You use the formulas when the summand (the expression in the sum) is one of those that appears in one of the formulas.

As was noted before, it was the fact that you decided that it was OK to do

$$\sum \frac{1}{k} = \frac{1}{\sum k}$$

and that is something that you know isn't true from the first day you met addition of fractions, not a great deal to do with misapplying a formula.

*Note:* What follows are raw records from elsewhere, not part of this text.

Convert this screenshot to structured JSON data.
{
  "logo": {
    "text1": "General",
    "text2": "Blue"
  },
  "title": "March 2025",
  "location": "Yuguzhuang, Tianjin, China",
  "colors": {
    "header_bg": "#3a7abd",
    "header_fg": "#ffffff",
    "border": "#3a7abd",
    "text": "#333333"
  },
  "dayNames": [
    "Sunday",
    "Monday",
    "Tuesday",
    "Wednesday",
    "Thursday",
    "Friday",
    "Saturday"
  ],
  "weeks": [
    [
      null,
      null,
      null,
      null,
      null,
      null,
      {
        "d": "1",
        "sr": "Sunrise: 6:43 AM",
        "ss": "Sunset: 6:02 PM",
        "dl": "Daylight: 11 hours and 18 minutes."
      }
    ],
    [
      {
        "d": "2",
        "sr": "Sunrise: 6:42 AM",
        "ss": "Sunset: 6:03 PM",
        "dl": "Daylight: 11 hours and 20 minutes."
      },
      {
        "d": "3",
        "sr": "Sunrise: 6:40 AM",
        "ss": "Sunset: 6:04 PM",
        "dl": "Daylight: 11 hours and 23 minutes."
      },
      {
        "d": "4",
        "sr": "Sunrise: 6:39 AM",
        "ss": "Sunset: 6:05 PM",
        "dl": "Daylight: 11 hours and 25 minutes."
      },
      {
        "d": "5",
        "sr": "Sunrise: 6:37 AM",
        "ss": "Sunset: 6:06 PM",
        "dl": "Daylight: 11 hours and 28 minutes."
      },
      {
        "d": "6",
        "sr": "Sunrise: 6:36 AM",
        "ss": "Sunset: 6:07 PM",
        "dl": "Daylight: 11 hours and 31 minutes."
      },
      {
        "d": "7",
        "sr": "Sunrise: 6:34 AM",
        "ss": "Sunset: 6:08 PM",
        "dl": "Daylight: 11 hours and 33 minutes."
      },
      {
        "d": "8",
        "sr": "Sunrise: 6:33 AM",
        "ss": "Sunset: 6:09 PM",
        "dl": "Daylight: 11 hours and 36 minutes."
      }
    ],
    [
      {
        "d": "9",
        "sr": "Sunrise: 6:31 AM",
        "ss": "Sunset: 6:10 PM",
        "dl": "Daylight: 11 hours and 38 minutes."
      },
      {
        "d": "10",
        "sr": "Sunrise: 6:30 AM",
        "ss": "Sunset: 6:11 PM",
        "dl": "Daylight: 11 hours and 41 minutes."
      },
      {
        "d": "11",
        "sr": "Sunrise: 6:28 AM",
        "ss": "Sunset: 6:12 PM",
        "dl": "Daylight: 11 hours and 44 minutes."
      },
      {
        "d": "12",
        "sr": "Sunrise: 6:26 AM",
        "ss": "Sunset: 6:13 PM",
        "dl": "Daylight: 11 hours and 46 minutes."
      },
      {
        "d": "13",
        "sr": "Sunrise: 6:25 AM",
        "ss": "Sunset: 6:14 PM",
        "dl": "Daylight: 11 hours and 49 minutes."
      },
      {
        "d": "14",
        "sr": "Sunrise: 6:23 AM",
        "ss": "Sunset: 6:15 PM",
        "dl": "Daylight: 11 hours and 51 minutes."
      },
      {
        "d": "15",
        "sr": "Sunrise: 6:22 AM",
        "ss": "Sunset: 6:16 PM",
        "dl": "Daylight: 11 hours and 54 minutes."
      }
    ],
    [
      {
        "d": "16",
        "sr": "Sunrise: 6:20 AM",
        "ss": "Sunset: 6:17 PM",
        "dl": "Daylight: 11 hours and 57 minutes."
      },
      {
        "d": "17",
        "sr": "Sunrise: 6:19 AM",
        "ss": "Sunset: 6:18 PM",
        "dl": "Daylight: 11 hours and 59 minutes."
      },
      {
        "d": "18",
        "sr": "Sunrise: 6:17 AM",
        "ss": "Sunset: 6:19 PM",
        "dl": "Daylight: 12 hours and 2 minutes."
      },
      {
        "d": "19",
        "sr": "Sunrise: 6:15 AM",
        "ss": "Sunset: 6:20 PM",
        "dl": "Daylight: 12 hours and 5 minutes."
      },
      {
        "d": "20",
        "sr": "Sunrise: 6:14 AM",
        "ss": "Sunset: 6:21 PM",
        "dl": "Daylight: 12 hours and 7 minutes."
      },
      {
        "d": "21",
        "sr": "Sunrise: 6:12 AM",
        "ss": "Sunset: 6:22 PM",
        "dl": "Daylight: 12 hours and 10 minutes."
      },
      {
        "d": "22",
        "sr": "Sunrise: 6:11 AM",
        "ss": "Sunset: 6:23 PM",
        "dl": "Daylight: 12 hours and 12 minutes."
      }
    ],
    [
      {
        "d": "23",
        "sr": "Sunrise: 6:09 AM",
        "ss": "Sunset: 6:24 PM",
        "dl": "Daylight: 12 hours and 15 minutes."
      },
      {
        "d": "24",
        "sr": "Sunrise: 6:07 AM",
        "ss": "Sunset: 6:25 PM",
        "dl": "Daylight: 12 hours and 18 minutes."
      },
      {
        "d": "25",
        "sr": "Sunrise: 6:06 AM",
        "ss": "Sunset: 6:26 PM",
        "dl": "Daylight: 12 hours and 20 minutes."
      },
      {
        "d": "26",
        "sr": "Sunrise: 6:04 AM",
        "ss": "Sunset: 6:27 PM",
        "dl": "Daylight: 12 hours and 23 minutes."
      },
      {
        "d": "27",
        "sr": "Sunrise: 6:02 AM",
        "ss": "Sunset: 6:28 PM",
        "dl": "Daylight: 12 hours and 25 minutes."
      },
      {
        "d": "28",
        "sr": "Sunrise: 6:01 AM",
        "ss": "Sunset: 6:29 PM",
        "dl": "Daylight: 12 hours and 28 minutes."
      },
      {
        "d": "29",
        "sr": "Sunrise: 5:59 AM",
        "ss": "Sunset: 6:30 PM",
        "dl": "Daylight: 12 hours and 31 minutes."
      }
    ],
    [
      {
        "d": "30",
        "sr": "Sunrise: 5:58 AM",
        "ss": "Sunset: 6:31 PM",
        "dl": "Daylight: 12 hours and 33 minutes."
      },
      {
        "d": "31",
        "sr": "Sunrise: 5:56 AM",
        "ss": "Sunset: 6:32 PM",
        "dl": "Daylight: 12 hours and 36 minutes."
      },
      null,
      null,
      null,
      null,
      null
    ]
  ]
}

$$\sum (a_n+b_n) = \sum a_n + \sum b_n$$

is fine, but you can't just reorder all algebraic operations can you?

 

[shmoe]

Well, practice.

You also have to be much more careful about what manipulations you are allowed to do on sums. Go back and look at the various rules you have and try to justify any step you make in terms of these. You tried to do something like:

$$\sum_{k}\frac{a_k}{b_k}=\frac{\sum_{k}a_k}{\sum_{k}b_k}$$

Which is not a rule you have (and very false in general)!

So, justify each step very carefully when trying to simplify these sums. You won't always be able to manipulate a given sum into a form where you can use your given formulas (it's just not always possible), but you should try harder to avoid making making algebraic manipulation errors.

 

[NIZBIT]

I see where I have not been true to form. Guess I was paying too much attention to sigma and not the algebra. Thanks for the help and understanding.